B.C. salmon fishers fight proposed changes
Independent salmon fishers are opposing potential changes they say would restrict catches to the highest bidder. (CARMINE MARINELLI/ 24 HOURS)
Salmon fishers are opposing potential changes that could limit large catches to the highest bidders, effectively shutting out independent fisheries.
Currently, commercial salmon fishing works on a first-come-first-serve basis where individuals could catch as much as they want. As long as they’re licensed, fishers could keep going until they reach a “total allowable catch,” at which point all commercial salmon fishers must stop for the season.
Kim Olsen, president of the United Fishermen and Allied Workers’ Union, said on Wednesday a salmon advisory board for Fisheries and Oceans Canada — also known as the Department of Fisheries and Oceans — is now discussing changes to cap the number of fish for each licence holder.

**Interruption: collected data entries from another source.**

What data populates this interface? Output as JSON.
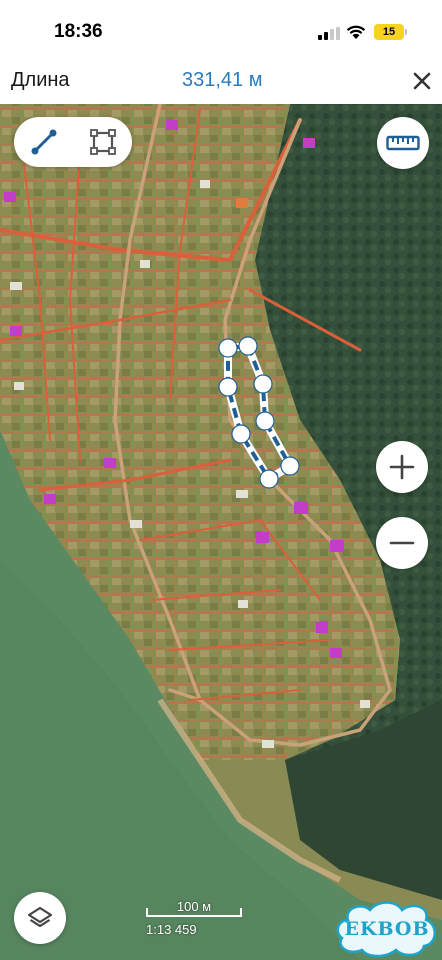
{
  "status_bar": {
    "time": "18:36",
    "battery_level": "15",
    "battery_color": "#f7d21e",
    "icons": [
      "signal-icon",
      "wifi-icon",
      "battery-icon"
    ]
  },
  "header": {
    "title": "Длина",
    "measurement": "331,41 м",
    "measurement_color": "#2b7bbf",
    "close_icon": "close-icon"
  },
  "tools": {
    "line_tool_icon": "line-measure-icon",
    "area_tool_icon": "area-measure-icon",
    "ruler_icon": "ruler-icon",
    "active_color": "#1f5f96"
  },
  "zoom": {
    "zoom_in_icon": "plus-icon",
    "zoom_out_icon": "minus-icon"
  },
  "layers_icon": "layers-icon",
  "scale": {
    "label": "100 м",
    "ratio": "1:13 459"
  },
  "watermark": {
    "text": "EKBOB",
    "color": "#1ea4c8"
  },
  "map": {
    "measure_path_color": "#1f5f96",
    "road_color": "#d9603a",
    "forest_color": "#2f4a34",
    "water_color": "#5b8a62"
  }
}
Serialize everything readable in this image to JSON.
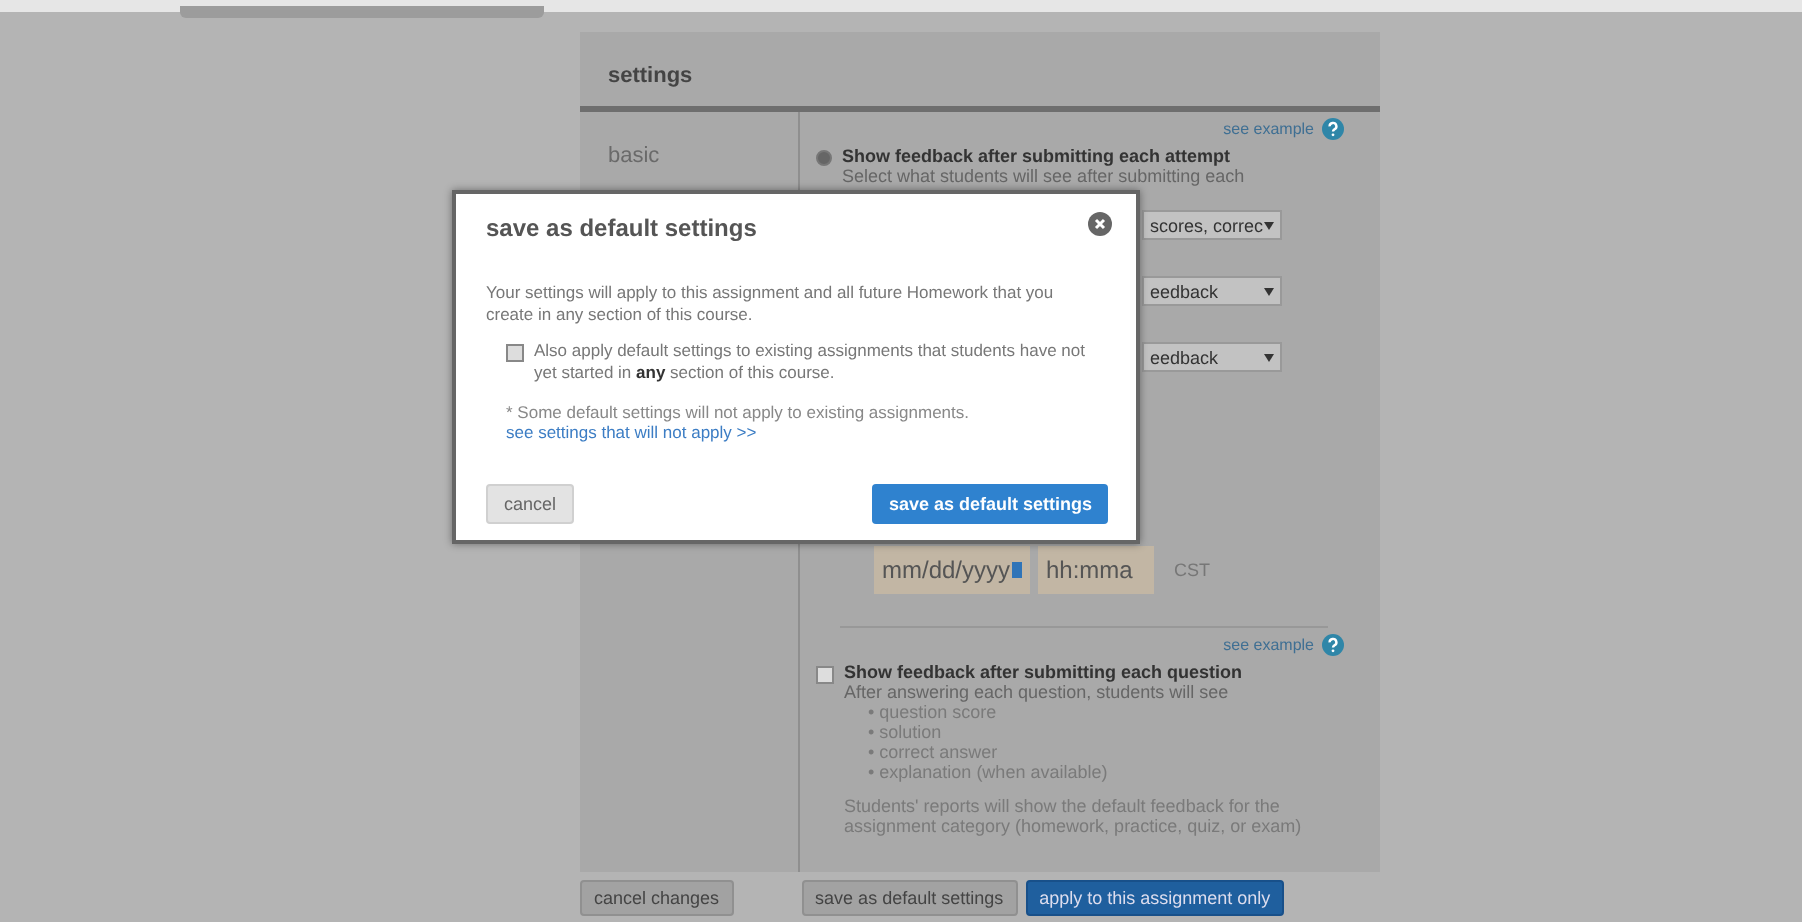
{
  "panel": {
    "title": "settings",
    "section": "basic",
    "attempt_option": {
      "link": "see example",
      "selected": true,
      "label": "Show feedback after submitting each attempt",
      "hint": "Select what students will see after submitting each",
      "dropdowns": [
        "scores, correc",
        "eedback",
        "eedback"
      ]
    },
    "due": {
      "date_placeholder": "mm/dd/yyyy",
      "time_placeholder": "hh:mma",
      "timezone": "CST"
    },
    "question_option": {
      "link": "see example",
      "checked": false,
      "label": "Show feedback after submitting each question",
      "intro": "After answering each question, students will see",
      "bullets": [
        "• question score",
        "• solution",
        "• correct answer",
        "• explanation (when available)"
      ],
      "note": "Students' reports will show the default feedback for the assignment category (homework, practice, quiz, or exam)"
    }
  },
  "footer_buttons": [
    {
      "label": "cancel changes",
      "kind": "plain"
    },
    {
      "label": "save as default settings",
      "kind": "plain"
    },
    {
      "label": "apply to this assignment only",
      "kind": "primary"
    }
  ],
  "dialog": {
    "title": "save as default settings",
    "message": "Your settings will apply to this assignment and all future Homework that you create in any section of this course.",
    "option": {
      "label": "Also apply default settings to existing assignments that students have not yet started in **any** section of this course.",
      "checked": false
    },
    "note": "* Some default settings will not apply to existing assignments.",
    "link": "see settings that will not apply >>",
    "buttons": [
      {
        "label": "cancel",
        "kind": "plain"
      },
      {
        "label": "save as default settings",
        "kind": "primary"
      }
    ]
  }
}
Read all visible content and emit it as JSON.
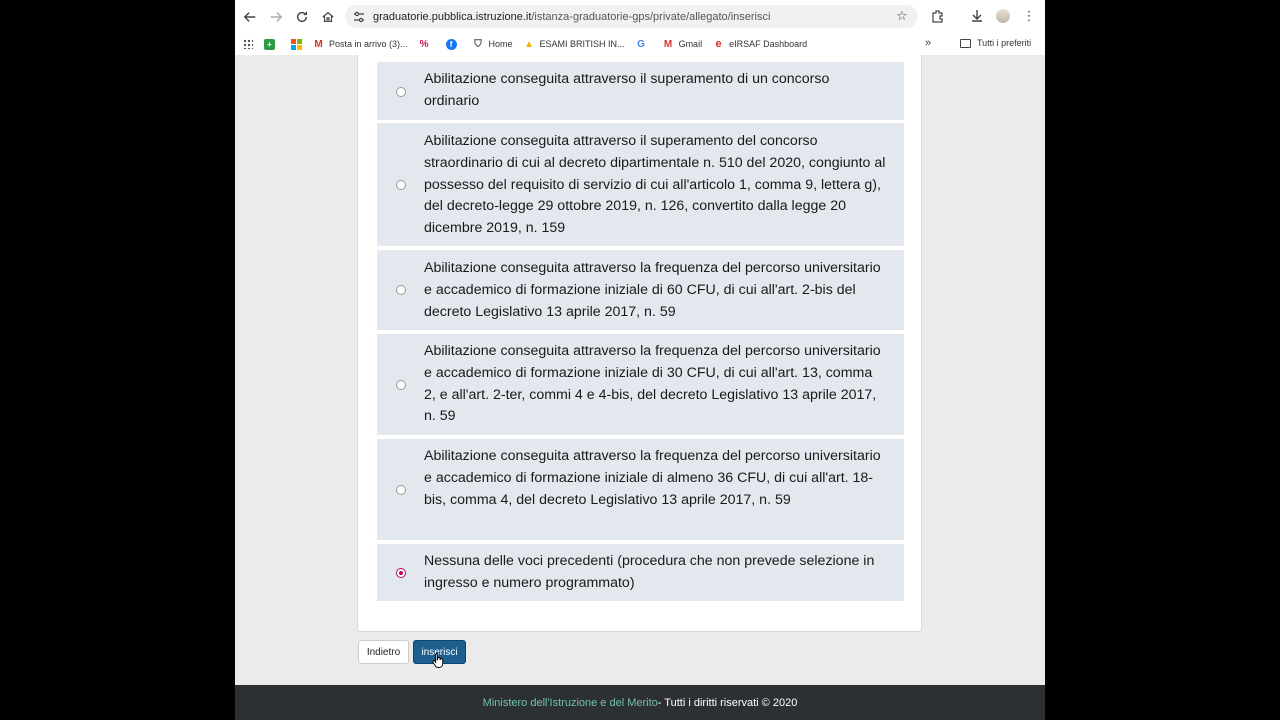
{
  "browser": {
    "url_host": "graduatorie.pubblica.istruzione.it",
    "url_path": "/istanza-graduatorie-gps/private/allegato/inserisci"
  },
  "bookmarks": [
    {
      "label": "",
      "icon": "apps-grid-icon"
    },
    {
      "label": "",
      "icon": "green-plus-icon",
      "color": "#2e9b47"
    },
    {
      "label": "",
      "icon": "microsoft-icon"
    },
    {
      "label": "Posta in arrivo (3)...",
      "icon": "gmail-icon",
      "color": "#d93025"
    },
    {
      "label": "",
      "icon": "dazn-icon",
      "color": "#c2185b"
    },
    {
      "label": "",
      "icon": "facebook-icon",
      "color": "#1877f2"
    },
    {
      "label": "Home",
      "icon": "home-shield-icon"
    },
    {
      "label": "ESAMI BRITISH IN...",
      "icon": "drive-icon",
      "color": "#f4b400"
    },
    {
      "label": "",
      "icon": "google-icon",
      "color": "#4285f4"
    },
    {
      "label": "Gmail",
      "icon": "gmail-icon",
      "color": "#d93025"
    },
    {
      "label": "eIRSAF Dashboard",
      "icon": "e-logo-icon",
      "color": "#d32f2f"
    }
  ],
  "bookmarks_folder": "Tutti i preferiti",
  "options": [
    {
      "text": "Abilitazione conseguita attraverso il superamento di un concorso ordinario",
      "selected": false
    },
    {
      "text": "Abilitazione conseguita attraverso il superamento del concorso straordinario di cui al decreto dipartimentale n. 510 del 2020, congiunto al possesso del requisito di servizio di cui all'articolo 1, comma 9, lettera g), del decreto-legge 29 ottobre 2019, n. 126, convertito dalla legge 20 dicembre 2019, n. 159",
      "selected": false
    },
    {
      "text": "Abilitazione conseguita attraverso la frequenza del percorso universitario e accademico di formazione iniziale di 60 CFU, di cui all'art. 2-bis del decreto Legislativo 13 aprile 2017, n. 59",
      "selected": false
    },
    {
      "text": "Abilitazione conseguita attraverso la frequenza del percorso universitario e accademico di formazione iniziale di 30 CFU, di cui all'art. 13, comma 2, e all'art. 2-ter, commi 4 e 4-bis, del decreto Legislativo 13 aprile 2017, n. 59",
      "selected": false
    },
    {
      "text": "Abilitazione conseguita attraverso la frequenza del percorso universitario e accademico di formazione iniziale di almeno 36 CFU, di cui all'art. 18-bis, comma 4, del decreto Legislativo 13 aprile 2017, n. 59",
      "selected": false
    },
    {
      "text": "Nessuna delle voci precedenti (procedura che non prevede selezione in ingresso e numero programmato)",
      "selected": true
    }
  ],
  "buttons": {
    "back_label": "Indietro",
    "insert_label": "inserisci"
  },
  "footer": {
    "link": "Ministero dell'Istruzione e del Merito",
    "rest": " - Tutti i diritti riservati © 2020"
  },
  "colors": {
    "accent": "#1d5f8f",
    "radio_selected": "#b10a5e",
    "option_bg": "#e2e8ee",
    "footer_link": "#6fc3a8"
  }
}
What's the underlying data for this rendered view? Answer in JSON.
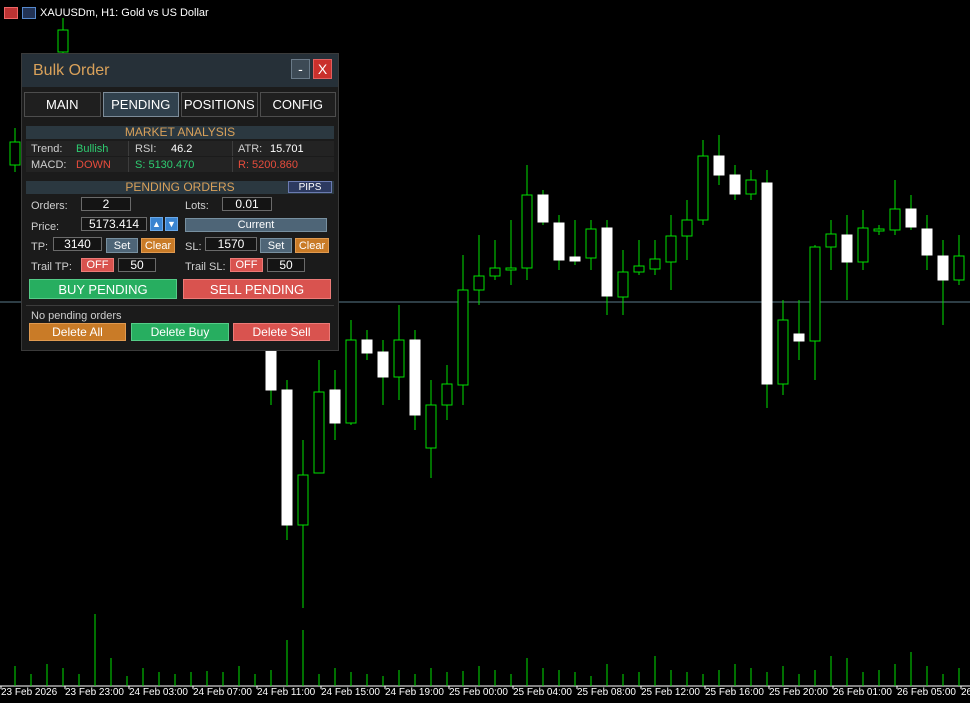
{
  "window": {
    "title": "XAUUSDm, H1:  Gold vs US Dollar"
  },
  "panel": {
    "title": "Bulk Order",
    "minimize_label": "-",
    "close_label": "X",
    "tabs": [
      {
        "label": "MAIN"
      },
      {
        "label": "PENDING",
        "active": true
      },
      {
        "label": "POSITIONS"
      },
      {
        "label": "CONFIG"
      }
    ],
    "market": {
      "header": "MARKET ANALYSIS",
      "trend_label": "Trend:",
      "trend_value": "Bullish",
      "rsi_label": "RSI:",
      "rsi_value": "46.2",
      "atr_label": "ATR:",
      "atr_value": "15.701",
      "macd_label": "MACD:",
      "macd_value": "DOWN",
      "support_value": "S: 5130.470",
      "resistance_value": "R: 5200.860"
    },
    "pending": {
      "header": "PENDING ORDERS",
      "pips_label": "PIPS",
      "orders_label": "Orders:",
      "orders_value": "2",
      "lots_label": "Lots:",
      "lots_value": "0.01",
      "price_label": "Price:",
      "price_value": "5173.414",
      "current_label": "Current",
      "tp_label": "TP:",
      "tp_value": "3140",
      "sl_label": "SL:",
      "sl_value": "1570",
      "set_label": "Set",
      "clear_label": "Clear",
      "trail_tp_label": "Trail TP:",
      "trail_tp_state": "OFF",
      "trail_tp_value": "50",
      "trail_sl_label": "Trail SL:",
      "trail_sl_state": "OFF",
      "trail_sl_value": "50",
      "buy_label": "BUY PENDING",
      "sell_label": "SELL PENDING",
      "status_text": "No pending orders",
      "delete_all_label": "Delete All",
      "delete_buy_label": "Delete Buy",
      "delete_sell_label": "Delete Sell"
    }
  },
  "colors": {
    "bull": "#00e000",
    "bear": "#ffffff",
    "volume": "#00e000",
    "grid_line": "#5a7a8a"
  },
  "chart_data": {
    "type": "candlestick",
    "symbol": "XAUUSDm",
    "timeframe": "H1",
    "x_labels": [
      "23 Feb 2026",
      "23 Feb 23:00",
      "24 Feb 03:00",
      "24 Feb 07:00",
      "24 Feb 11:00",
      "24 Feb 15:00",
      "24 Feb 19:00",
      "25 Feb 00:00",
      "25 Feb 04:00",
      "25 Feb 08:00",
      "25 Feb 12:00",
      "25 Feb 16:00",
      "25 Feb 20:00",
      "26 Feb 01:00",
      "26 Feb 05:00",
      "26"
    ]
  }
}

Olsen said the number of existing licenses have already shriveled since the mid-1990s.
DFO spokeswoman Kirsten Ruecker said there wouldn’t be any immediate changes for 2014.
She said DFO is looking to make changes to “enhance long-term sustainability of Pacific wild salmon,” generate more economic benefit and make commercial salmon fisheries more “resilient.”
If the change was approved, Olsen speculated a bidding war could start, and those with the most cash would snap up any licences that haven’t fully exploited catch limits.
Olsen said it’s exactly what happened with commercial halibut fishing after “individual transferable quotas” were implemented two decades ago for that species.
“What ends up happening is the guys with the deepest pockets, the multi corporations, end up buying all the quotas and they end up owning the salmon resources,” said Olsen, who led a protest outside an advisory meeting in downtown Wednesday.